Sometimes, a grid can help us read the scatter plot more accurately. Let's add one and play with the axes a bit:

# Create a scatter plot with a grid
plt.scatter(ages, flavors, c=scoops, cmap='Greys', s=love_for_ice_cream)
plt.colorbar(label='Number of Scoops')

# Customize axes limits
plt.xlim(20, 60)  # Set x-axis limits
plt.ylim(0, 6)    # Set y-axis limits

# Add a grid
plt.grid(True, which='both', linestyle='--', linewidth=0.5)

# Add a title and labels to the axes
plt.title("Favorite Ice Cream Flavor by Age with Scoops and Love")
plt.xlabel("Age")
plt.ylabel("Ice Cream Flavor (Number)")

# Show the plot
plt.show()

The xlim and ylim functions control the range of the axes, and grid adds a grid with a specific style and width.

Understanding Your Data Through Scatter Plots

Scatter plots are not just about throwing points on a graph; they're tools for storytelling with data. By looking at how the points are spread out, you can start to see patterns. For example, if most of the points are clustered in one area, it might mean that people of a certain age group prefer a specific ice cream flavor. If the points form a line going upwards, it could suggest that as people get older, they prefer more scoops.

Saving Your Scatter Plot

Once you're happy with your scatter plot, you might want to save it to share with others or to include in a report. Here's how you can save your plot:

# Create a scatter plot
plt.scatter(ages, flavors, c=scoops, cmap='Greys', s=love_for_ice_cream)
plt.colorbar(label='Number of Scoops')

# Add a title and labels to the axes
plt.title("Favorite Ice Cream Flavor by Age with Scoops and Love")
plt.xlabel("Age")
plt.ylabel("Ice Cream Flavor (Number)")

# Save the plot as a PNG file
plt.savefig('scatter_plot.png', dpi=300)

# Show the plot
plt.show()

The savefig function saves the plot as an image file. The dpi parameter controls the quality of the image.

Conclusion

Creating a scatter plot with Matplotlib is like painting a picture of your data. Each point tells a small part of the story, and together, they reveal insights that might not be obvious at first glance. Whether you're exploring the relationship between age and ice cream preferences or something more complex, scatter plots are a powerful way to visualize and understand the nuances of your data.

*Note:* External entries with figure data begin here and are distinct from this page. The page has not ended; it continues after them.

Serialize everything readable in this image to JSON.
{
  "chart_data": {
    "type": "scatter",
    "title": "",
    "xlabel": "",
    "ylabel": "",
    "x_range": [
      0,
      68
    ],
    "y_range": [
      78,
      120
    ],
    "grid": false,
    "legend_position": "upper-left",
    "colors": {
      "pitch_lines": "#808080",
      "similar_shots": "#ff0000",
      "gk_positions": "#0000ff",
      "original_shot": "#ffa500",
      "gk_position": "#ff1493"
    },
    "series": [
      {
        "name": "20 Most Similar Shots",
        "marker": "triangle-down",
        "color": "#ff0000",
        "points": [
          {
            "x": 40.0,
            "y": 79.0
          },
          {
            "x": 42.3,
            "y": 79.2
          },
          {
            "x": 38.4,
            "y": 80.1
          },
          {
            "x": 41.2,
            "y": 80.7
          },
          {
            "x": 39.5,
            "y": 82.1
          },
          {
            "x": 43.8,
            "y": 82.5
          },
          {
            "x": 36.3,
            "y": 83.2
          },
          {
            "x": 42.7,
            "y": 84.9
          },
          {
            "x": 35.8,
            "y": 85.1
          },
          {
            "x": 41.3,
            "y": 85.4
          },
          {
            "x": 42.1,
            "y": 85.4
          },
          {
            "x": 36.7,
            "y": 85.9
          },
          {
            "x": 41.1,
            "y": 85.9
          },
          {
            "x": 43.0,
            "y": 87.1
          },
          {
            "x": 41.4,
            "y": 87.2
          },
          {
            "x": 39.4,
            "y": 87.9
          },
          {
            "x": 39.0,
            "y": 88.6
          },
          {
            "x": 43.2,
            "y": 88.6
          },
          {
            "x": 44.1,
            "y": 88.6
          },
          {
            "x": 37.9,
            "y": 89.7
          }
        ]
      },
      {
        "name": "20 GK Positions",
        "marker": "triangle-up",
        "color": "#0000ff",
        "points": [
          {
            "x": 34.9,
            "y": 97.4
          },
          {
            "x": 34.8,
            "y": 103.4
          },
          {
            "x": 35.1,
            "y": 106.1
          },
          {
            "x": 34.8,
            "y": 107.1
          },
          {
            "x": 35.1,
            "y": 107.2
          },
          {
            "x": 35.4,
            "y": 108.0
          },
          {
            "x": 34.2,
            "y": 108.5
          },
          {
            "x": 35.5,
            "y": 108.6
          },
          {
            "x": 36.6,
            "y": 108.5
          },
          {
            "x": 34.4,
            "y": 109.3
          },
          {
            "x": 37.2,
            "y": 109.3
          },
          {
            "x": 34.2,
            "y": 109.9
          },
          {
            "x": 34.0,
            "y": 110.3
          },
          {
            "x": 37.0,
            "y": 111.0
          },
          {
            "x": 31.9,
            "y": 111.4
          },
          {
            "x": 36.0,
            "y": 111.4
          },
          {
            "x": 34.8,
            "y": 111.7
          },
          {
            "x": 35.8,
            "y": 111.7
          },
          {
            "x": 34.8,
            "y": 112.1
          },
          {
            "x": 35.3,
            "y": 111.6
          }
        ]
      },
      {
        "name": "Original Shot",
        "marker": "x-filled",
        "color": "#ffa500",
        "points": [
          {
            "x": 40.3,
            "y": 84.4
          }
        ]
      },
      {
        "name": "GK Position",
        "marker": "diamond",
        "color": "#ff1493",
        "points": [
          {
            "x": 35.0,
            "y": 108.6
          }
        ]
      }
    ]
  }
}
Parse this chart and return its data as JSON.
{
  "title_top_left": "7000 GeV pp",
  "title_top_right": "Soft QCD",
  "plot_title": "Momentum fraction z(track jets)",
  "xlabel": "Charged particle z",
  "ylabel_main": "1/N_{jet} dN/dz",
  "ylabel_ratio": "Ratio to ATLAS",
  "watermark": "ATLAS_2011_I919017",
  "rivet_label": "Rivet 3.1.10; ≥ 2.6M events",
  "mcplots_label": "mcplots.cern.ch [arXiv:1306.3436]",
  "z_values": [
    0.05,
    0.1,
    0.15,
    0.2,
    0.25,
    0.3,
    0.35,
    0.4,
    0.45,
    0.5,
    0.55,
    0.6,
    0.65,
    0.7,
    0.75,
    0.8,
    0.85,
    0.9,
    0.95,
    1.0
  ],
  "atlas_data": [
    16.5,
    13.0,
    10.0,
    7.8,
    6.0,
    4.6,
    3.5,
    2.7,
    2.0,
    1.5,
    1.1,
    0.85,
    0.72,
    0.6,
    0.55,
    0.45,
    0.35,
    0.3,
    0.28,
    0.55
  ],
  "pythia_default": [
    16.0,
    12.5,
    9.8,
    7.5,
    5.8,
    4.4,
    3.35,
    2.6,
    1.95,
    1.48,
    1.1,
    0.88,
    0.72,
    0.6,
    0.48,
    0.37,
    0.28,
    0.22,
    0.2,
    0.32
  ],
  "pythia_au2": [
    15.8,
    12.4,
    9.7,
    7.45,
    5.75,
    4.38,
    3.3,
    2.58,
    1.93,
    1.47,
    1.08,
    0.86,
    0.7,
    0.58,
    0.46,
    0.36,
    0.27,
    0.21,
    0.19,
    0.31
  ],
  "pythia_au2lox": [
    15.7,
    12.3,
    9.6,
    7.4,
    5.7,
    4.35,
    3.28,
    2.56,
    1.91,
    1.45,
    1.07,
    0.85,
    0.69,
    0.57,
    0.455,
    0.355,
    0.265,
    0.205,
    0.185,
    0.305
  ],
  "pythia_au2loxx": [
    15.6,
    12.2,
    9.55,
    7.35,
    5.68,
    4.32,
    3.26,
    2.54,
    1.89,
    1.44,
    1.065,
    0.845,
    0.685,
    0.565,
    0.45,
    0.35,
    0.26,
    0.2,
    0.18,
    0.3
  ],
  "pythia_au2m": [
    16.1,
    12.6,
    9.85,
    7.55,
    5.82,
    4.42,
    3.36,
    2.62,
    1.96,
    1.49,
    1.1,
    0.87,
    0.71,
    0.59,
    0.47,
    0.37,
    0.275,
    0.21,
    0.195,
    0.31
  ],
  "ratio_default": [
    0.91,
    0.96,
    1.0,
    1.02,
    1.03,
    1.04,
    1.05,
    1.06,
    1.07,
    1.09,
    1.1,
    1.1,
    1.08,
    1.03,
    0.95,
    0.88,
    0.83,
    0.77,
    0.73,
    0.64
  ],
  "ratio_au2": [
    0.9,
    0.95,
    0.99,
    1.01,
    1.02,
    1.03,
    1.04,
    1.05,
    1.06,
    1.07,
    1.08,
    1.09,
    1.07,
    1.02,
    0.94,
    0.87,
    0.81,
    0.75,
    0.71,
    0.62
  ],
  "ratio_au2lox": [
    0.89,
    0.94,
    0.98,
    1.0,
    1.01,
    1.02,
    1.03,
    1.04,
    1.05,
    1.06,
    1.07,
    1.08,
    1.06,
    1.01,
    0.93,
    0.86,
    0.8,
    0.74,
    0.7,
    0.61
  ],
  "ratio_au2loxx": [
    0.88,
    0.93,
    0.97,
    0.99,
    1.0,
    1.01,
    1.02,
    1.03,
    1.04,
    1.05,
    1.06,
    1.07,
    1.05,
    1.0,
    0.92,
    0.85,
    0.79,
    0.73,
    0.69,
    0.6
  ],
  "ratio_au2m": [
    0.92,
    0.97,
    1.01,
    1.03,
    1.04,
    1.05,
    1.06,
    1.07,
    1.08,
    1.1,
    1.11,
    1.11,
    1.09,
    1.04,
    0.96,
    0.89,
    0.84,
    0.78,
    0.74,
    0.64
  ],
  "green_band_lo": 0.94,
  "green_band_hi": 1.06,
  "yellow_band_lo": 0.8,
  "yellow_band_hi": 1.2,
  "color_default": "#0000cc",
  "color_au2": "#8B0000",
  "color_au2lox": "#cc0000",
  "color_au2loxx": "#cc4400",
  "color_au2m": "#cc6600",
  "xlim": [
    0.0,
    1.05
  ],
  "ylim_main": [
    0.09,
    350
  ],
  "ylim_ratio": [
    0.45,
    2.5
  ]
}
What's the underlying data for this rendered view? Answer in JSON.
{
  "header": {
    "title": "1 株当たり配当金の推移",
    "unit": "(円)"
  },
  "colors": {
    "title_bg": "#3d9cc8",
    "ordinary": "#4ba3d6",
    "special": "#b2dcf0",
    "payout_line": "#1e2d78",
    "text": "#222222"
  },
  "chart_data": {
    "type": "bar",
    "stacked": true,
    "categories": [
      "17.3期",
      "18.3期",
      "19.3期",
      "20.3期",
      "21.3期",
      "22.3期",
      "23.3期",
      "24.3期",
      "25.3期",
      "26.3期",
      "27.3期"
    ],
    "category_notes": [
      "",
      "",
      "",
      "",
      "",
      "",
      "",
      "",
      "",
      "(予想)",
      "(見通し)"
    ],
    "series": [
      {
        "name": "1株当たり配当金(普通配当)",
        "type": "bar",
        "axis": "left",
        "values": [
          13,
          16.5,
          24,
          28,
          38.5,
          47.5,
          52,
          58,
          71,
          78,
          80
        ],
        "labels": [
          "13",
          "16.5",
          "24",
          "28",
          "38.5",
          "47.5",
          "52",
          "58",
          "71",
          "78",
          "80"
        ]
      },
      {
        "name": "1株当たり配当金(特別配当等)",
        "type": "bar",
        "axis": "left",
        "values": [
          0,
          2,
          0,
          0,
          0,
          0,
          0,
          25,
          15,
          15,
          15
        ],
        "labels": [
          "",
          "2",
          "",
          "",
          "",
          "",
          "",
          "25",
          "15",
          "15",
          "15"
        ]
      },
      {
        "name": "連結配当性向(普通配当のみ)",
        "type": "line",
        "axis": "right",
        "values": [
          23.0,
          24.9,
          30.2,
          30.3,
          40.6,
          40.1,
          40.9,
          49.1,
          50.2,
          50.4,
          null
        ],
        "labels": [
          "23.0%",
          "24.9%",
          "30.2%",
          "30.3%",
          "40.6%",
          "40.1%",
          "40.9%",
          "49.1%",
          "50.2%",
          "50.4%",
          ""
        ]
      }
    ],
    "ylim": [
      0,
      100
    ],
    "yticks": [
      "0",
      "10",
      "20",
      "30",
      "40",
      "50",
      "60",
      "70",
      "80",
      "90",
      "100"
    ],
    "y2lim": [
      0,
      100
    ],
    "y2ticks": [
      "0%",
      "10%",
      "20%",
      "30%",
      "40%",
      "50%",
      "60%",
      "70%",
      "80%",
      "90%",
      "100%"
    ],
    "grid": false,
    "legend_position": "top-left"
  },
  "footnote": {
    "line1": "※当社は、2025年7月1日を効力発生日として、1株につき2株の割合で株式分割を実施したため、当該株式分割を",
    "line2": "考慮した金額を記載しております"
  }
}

As you continue your journey in programming and data visualization, remember that each graph you create is an opportunity to communicate something unique about the data you're working with. With each scatter plot, you're not just plotting points; you're laying out a constellation of information that can illuminate understanding for yourself and others. So keep experimenting with different styles and customizations, and enjoy the process of discovering and sharing the stories hidden within your data.